Nachtrag vom 20. Dezember 2012 : Der «kollegiale» Staatsanwalt

Am 11. Dezember hat das Bundesgericht einen Befangenheitsantrag im Fall des 29-jährigen Politaktivisten P. abgewiesen. P. war am 2. Juni bei einer illegalen Party auf dem NT-Areal in Basel verhaftet worden, nachdem es zu einer Auseinandersetzung mit der Polizei gekommen war. Er sass fünf Monate in Untersuchungshaft, ehe ihn die Staatsanwaltschaft Basel wegen Verdachts auf einfache Körperverletzung, Angriff, Landfriedensbruch, Gewalt und Drohung gegen Beamte und Hinderung einer Amtshandlung angeklagt hat.

Im Oktober machte die WOZ publik, dass im Verfahren ein Staatsanwalt als Privatkläger und Zeuge auftritt. Brisanterweise arbeitet der Staatsanwalt in derselben Abteilung wie die leitende Staatsanwältin – eine heikle Konstellation, die zumindest den Anschein der Befangenheit erweckt.

Das Bundesgericht sieht das anders und lehnte eine Beschwerde von P.s Anwalt Alain Joset ab, weil zwischen den beiden StaatsanwältInnen nur ein «kollegiales Verhältnis» vorliege. Ein Ausstandsgrund wäre erst bei einer «Freundschaft» gegeben. Deshalb vermöge die berufliche Beziehung der beiden «den Anschein der Befangenheit und Voreingenommenheit nicht zu erwecken». P.s Anwalt findet den Entscheid «falsch und realitätsfremd».

Das Verfahren, bis zum Bundesgerichtsentscheid sistiert, wird voraussichtlich im neuen Jahr seinen Lauf nehmen.

Nachtrag vom 25. April 2013 : Vierzehn Monate Gefängnis

Seine Karten waren von Beginn weg mies gewesen. Letzte Woche fiel das entsprechende Urteil: Der 29-jährige P. wurde vom Basler Strafgericht wegen Angriff, Landfriedensbruch, Drohung und Hinderung einer Amtshandlung zu vierzehn Monaten Gefängnis unbedingt verurteilt.

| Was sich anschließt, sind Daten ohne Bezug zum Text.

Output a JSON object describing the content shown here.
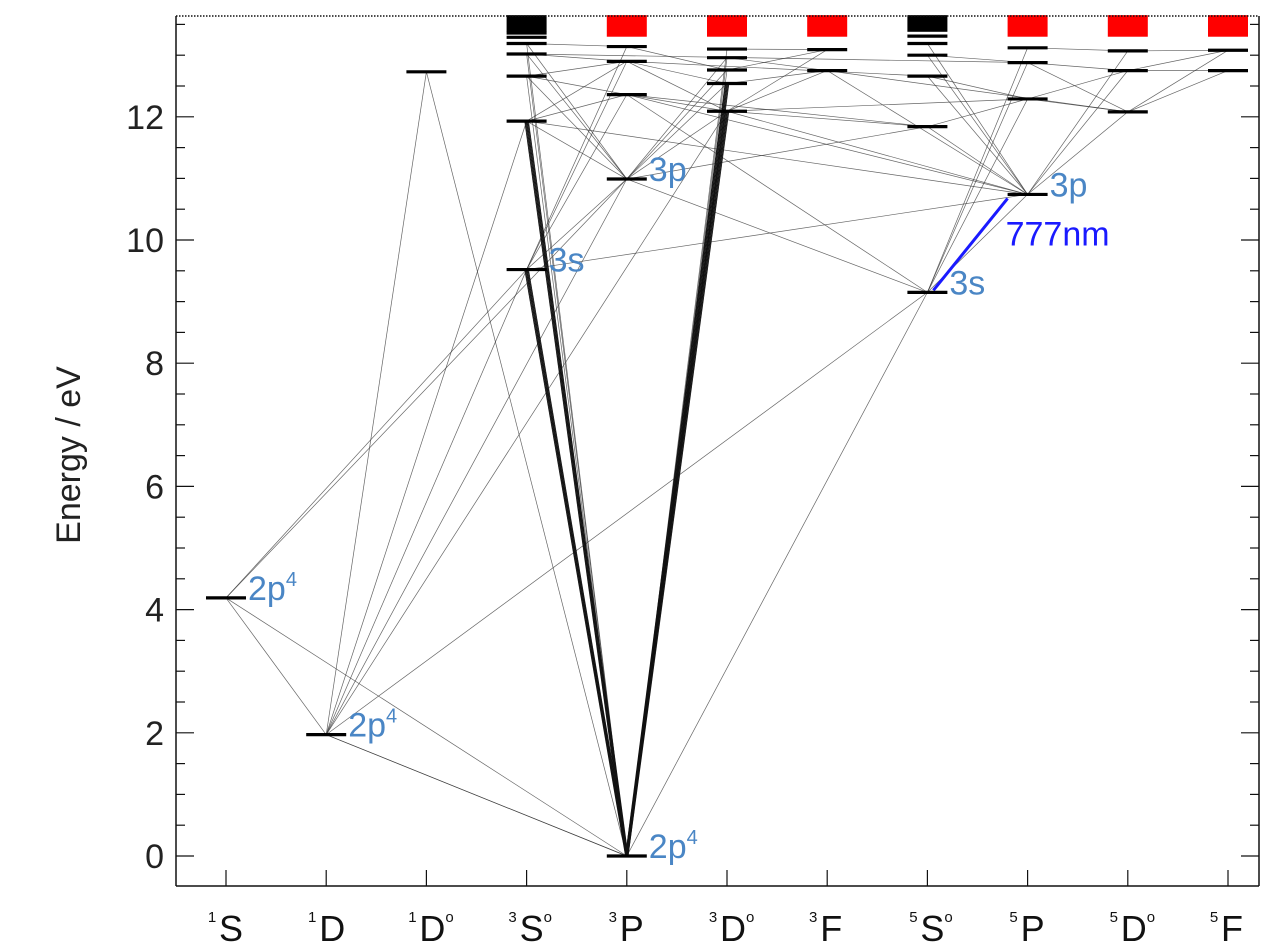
{
  "chart_data": {
    "type": "diagram",
    "subtype": "Grotrian energy-level diagram",
    "ylabel": "Energy / eV",
    "yticks": [
      0,
      2,
      4,
      6,
      8,
      10,
      12
    ],
    "ylim": [
      -0.5,
      13.7
    ],
    "columns": [
      {
        "base": "S",
        "mult": "1",
        "odd": false
      },
      {
        "base": "D",
        "mult": "1",
        "odd": false
      },
      {
        "base": "D",
        "mult": "1",
        "odd": true
      },
      {
        "base": "S",
        "mult": "3",
        "odd": true
      },
      {
        "base": "P",
        "mult": "3",
        "odd": false
      },
      {
        "base": "D",
        "mult": "3",
        "odd": true
      },
      {
        "base": "F",
        "mult": "3",
        "odd": false
      },
      {
        "base": "S",
        "mult": "5",
        "odd": true
      },
      {
        "base": "P",
        "mult": "5",
        "odd": false
      },
      {
        "base": "D",
        "mult": "5",
        "odd": true
      },
      {
        "base": "F",
        "mult": "5",
        "odd": false
      }
    ],
    "levels": [
      {
        "id": "1S",
        "col": 0,
        "energy": 4.19
      },
      {
        "id": "1D",
        "col": 1,
        "energy": 1.97
      },
      {
        "id": "1Do",
        "col": 2,
        "energy": 12.73
      },
      {
        "id": "3So3s",
        "col": 3,
        "energy": 9.52
      },
      {
        "id": "3So_a",
        "col": 3,
        "energy": 11.93
      },
      {
        "id": "3So_b",
        "col": 3,
        "energy": 12.66
      },
      {
        "id": "3So_c",
        "col": 3,
        "energy": 13.02
      },
      {
        "id": "3So_d",
        "col": 3,
        "energy": 13.19
      },
      {
        "id": "3So_e",
        "col": 3,
        "energy": 13.29
      },
      {
        "id": "3So_f",
        "col": 3,
        "energy": 13.36
      },
      {
        "id": "3P0",
        "col": 4,
        "energy": 0.0
      },
      {
        "id": "3P3p",
        "col": 4,
        "energy": 10.99
      },
      {
        "id": "3P_a",
        "col": 4,
        "energy": 12.36
      },
      {
        "id": "3P_b",
        "col": 4,
        "energy": 12.9
      },
      {
        "id": "3P_c",
        "col": 4,
        "energy": 13.14
      },
      {
        "id": "3Do_a",
        "col": 5,
        "energy": 12.09
      },
      {
        "id": "3Do_b",
        "col": 5,
        "energy": 12.54
      },
      {
        "id": "3Do_c",
        "col": 5,
        "energy": 12.76
      },
      {
        "id": "3Do_d",
        "col": 5,
        "energy": 12.96
      },
      {
        "id": "3Do_e",
        "col": 5,
        "energy": 13.1
      },
      {
        "id": "3F_a",
        "col": 6,
        "energy": 12.75
      },
      {
        "id": "3F_b",
        "col": 6,
        "energy": 13.09
      },
      {
        "id": "5So3s",
        "col": 7,
        "energy": 9.15
      },
      {
        "id": "5So_a",
        "col": 7,
        "energy": 11.84
      },
      {
        "id": "5So_b",
        "col": 7,
        "energy": 12.66
      },
      {
        "id": "5So_c",
        "col": 7,
        "energy": 13.0
      },
      {
        "id": "5So_d",
        "col": 7,
        "energy": 13.19
      },
      {
        "id": "5So_e",
        "col": 7,
        "energy": 13.31
      },
      {
        "id": "5P3p",
        "col": 8,
        "energy": 10.74
      },
      {
        "id": "5P_a",
        "col": 8,
        "energy": 12.29
      },
      {
        "id": "5P_b",
        "col": 8,
        "energy": 12.88
      },
      {
        "id": "5P_c",
        "col": 8,
        "energy": 13.12
      },
      {
        "id": "5Do_a",
        "col": 9,
        "energy": 12.08
      },
      {
        "id": "5Do_b",
        "col": 9,
        "energy": 12.75
      },
      {
        "id": "5Do_c",
        "col": 9,
        "energy": 13.07
      },
      {
        "id": "5F_a",
        "col": 10,
        "energy": 12.75
      },
      {
        "id": "5F_b",
        "col": 10,
        "energy": 13.08
      }
    ],
    "continuum_blocks": [
      {
        "col": 4,
        "y0": 13.3,
        "y1": 13.65,
        "color": "#ff0000"
      },
      {
        "col": 5,
        "y0": 13.3,
        "y1": 13.65,
        "color": "#ff0000"
      },
      {
        "col": 6,
        "y0": 13.3,
        "y1": 13.65,
        "color": "#ff0000"
      },
      {
        "col": 8,
        "y0": 13.3,
        "y1": 13.65,
        "color": "#ff0000"
      },
      {
        "col": 9,
        "y0": 13.3,
        "y1": 13.65,
        "color": "#ff0000"
      },
      {
        "col": 10,
        "y0": 13.3,
        "y1": 13.65,
        "color": "#ff0000"
      },
      {
        "col": 3,
        "y0": 13.38,
        "y1": 13.65,
        "color": "#000000"
      },
      {
        "col": 7,
        "y0": 13.38,
        "y1": 13.65,
        "color": "#000000"
      }
    ],
    "transitions": [
      [
        "1S",
        "1D"
      ],
      [
        "1S",
        "3P0"
      ],
      [
        "1S",
        "3So3s"
      ],
      [
        "1S",
        "3P3p"
      ],
      [
        "1D",
        "1Do"
      ],
      [
        "1D",
        "3P0"
      ],
      [
        "1D",
        "3So3s"
      ],
      [
        "1D",
        "3P3p"
      ],
      [
        "1D",
        "3Do_a"
      ],
      [
        "1D",
        "5So3s"
      ],
      [
        "1D",
        "3So_a"
      ],
      [
        "1Do",
        "3P0"
      ],
      [
        "3P0",
        "3So3s"
      ],
      [
        "3P0",
        "3So3s"
      ],
      [
        "3P0",
        "3So_a"
      ],
      [
        "3P0",
        "3So_b"
      ],
      [
        "3P0",
        "3So_c"
      ],
      [
        "3P0",
        "3So_d"
      ],
      [
        "3P0",
        "3Do_a"
      ],
      [
        "3P0",
        "3Do_a"
      ],
      [
        "3P0",
        "3Do_b"
      ],
      [
        "3P0",
        "3Do_c"
      ],
      [
        "3P0",
        "3Do_d"
      ],
      [
        "3P0",
        "3Do_e"
      ],
      [
        "3P0",
        "5So3s"
      ],
      [
        "3P0",
        "1D"
      ],
      [
        "3So3s",
        "3P3p"
      ],
      [
        "3So3s",
        "3P_a"
      ],
      [
        "3So3s",
        "3P_b"
      ],
      [
        "3So3s",
        "5P3p"
      ],
      [
        "3So3s",
        "3P_c"
      ],
      [
        "3P3p",
        "3So_a"
      ],
      [
        "3P3p",
        "3So_b"
      ],
      [
        "3P3p",
        "3So_c"
      ],
      [
        "3P3p",
        "3So_d"
      ],
      [
        "3P3p",
        "3Do_a"
      ],
      [
        "3P3p",
        "3Do_b"
      ],
      [
        "3P3p",
        "3Do_c"
      ],
      [
        "3P3p",
        "3Do_d"
      ],
      [
        "3P3p",
        "5So3s"
      ],
      [
        "3P3p",
        "5So_a"
      ],
      [
        "3So_a",
        "3P_a"
      ],
      [
        "3So_a",
        "3P_b"
      ],
      [
        "3So_b",
        "3P_a"
      ],
      [
        "3So_b",
        "3P_b"
      ],
      [
        "3So_c",
        "3P_b"
      ],
      [
        "3So_d",
        "3P_c"
      ],
      [
        "3Do_a",
        "3P_a"
      ],
      [
        "3Do_a",
        "3P_b"
      ],
      [
        "3Do_a",
        "3F_a"
      ],
      [
        "3Do_a",
        "3F_b"
      ],
      [
        "3Do_b",
        "3P_b"
      ],
      [
        "3Do_b",
        "3F_a"
      ],
      [
        "3Do_c",
        "3F_b"
      ],
      [
        "3Do_c",
        "3P_c"
      ],
      [
        "3Do_d",
        "3F_a"
      ],
      [
        "3Do_e",
        "3F_b"
      ],
      [
        "3Do_a",
        "5P3p"
      ],
      [
        "3Do_a",
        "5So_a"
      ],
      [
        "3F_a",
        "5P3p"
      ],
      [
        "3P_a",
        "5P3p"
      ],
      [
        "3So_a",
        "5P3p"
      ],
      [
        "5So3s",
        "5P3p"
      ],
      [
        "5So3s",
        "5P_a"
      ],
      [
        "5So3s",
        "5P_b"
      ],
      [
        "5So3s",
        "5P_c"
      ],
      [
        "5So3s",
        "3P_a"
      ],
      [
        "5P3p",
        "5So_a"
      ],
      [
        "5P3p",
        "5So_b"
      ],
      [
        "5P3p",
        "5So_c"
      ],
      [
        "5P3p",
        "5So_d"
      ],
      [
        "5P3p",
        "5Do_a"
      ],
      [
        "5P3p",
        "5Do_b"
      ],
      [
        "5P3p",
        "5Do_c"
      ],
      [
        "5P_a",
        "5So_a"
      ],
      [
        "5P_a",
        "5So_b"
      ],
      [
        "5P_a",
        "5Do_a"
      ],
      [
        "5P_a",
        "5Do_b"
      ],
      [
        "5P_b",
        "5So_c"
      ],
      [
        "5P_b",
        "5Do_b"
      ],
      [
        "5P_c",
        "5Do_c"
      ],
      [
        "5Do_a",
        "5F_a"
      ],
      [
        "5Do_a",
        "5F_b"
      ],
      [
        "5Do_b",
        "5F_a"
      ],
      [
        "5Do_b",
        "5F_b"
      ],
      [
        "5Do_c",
        "5F_b"
      ],
      [
        "5Do_a",
        "5P_b"
      ],
      [
        "5So_a",
        "3P_a"
      ],
      [
        "5P_a",
        "3Do_a"
      ],
      [
        "5Do_a",
        "3F_a"
      ],
      [
        "5So_b",
        "3P_b"
      ],
      [
        "5P_b",
        "3So_c"
      ]
    ],
    "heavy_transitions": [
      [
        "3P0",
        "3So3s"
      ],
      [
        "3P0",
        "3Do_a"
      ],
      [
        "3P0",
        "3So_a"
      ],
      [
        "3P0",
        "3Do_b"
      ]
    ],
    "highlight_transition": {
      "from": "5So3s",
      "to": "5P3p",
      "label": "777nm",
      "color": "#1a1aff"
    },
    "level_labels": [
      {
        "level": "1S",
        "text": "2p",
        "sup": "4"
      },
      {
        "level": "1D",
        "text": "2p",
        "sup": "4"
      },
      {
        "level": "3P0",
        "text": "2p",
        "sup": "4"
      },
      {
        "level": "3So3s",
        "text": "3s",
        "sup": ""
      },
      {
        "level": "3P3p",
        "text": "3p",
        "sup": ""
      },
      {
        "level": "5So3s",
        "text": "3s",
        "sup": ""
      },
      {
        "level": "5P3p",
        "text": "3p",
        "sup": ""
      }
    ],
    "label_color": "#4a86c5"
  }
}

Der Politaktivist P. war am 2. Juni 2012 nach einer Party auf dem Basler NT-Areal festgenommen worden. Die Basler Staatsanwaltschaft warf ihm vor, mit rund dreissig PolitaktivistInnen einen Zivilfahnder und einen Begleiter angegriffen zu haben. Fünf Monate sass das Mitglied des Revolutionären Aufbaus Winterthur in der Folge in Untersuchungshaft. In dieser Zeit wurde er nur einmal angehört – und das unmittelbar nach der Festnahme im Juni.

Zwischenzeitlich machte die WOZ publik, dass der Begleiter des Zivilfahnders ausgerechnet ein Staatsanwalt war, der in derselben Abteilung arbeitete wie die leitende Staatsanwältin. Der Anwalt von P. stellte ein Ausstandsbegehren wegen Befangenheit, das aber über alle Instanzen hinweg abgelehnt wurde.

Die Sonderlichkeiten im Fall P. gingen auch vor Gericht – unter Ausschluss der Öffentlichkeit – weiter. Erst gab der betroffene Polizist im Gerichtssaal zu, dass er in jener Nacht eine Waffe auf die Menge gerichtet hatte, weil er sich bedroht fühlte. Und dann erklärten der Polizist sowie der Staatsanwalt, der sich als Privatperson auf dem NT-Areal befunden hatte, dass sie P. nicht identifizieren konnten.

Trotz aller Zweifel entschied das Gericht gegen den Angeklagten. P.s Anwalt geht in Berufung.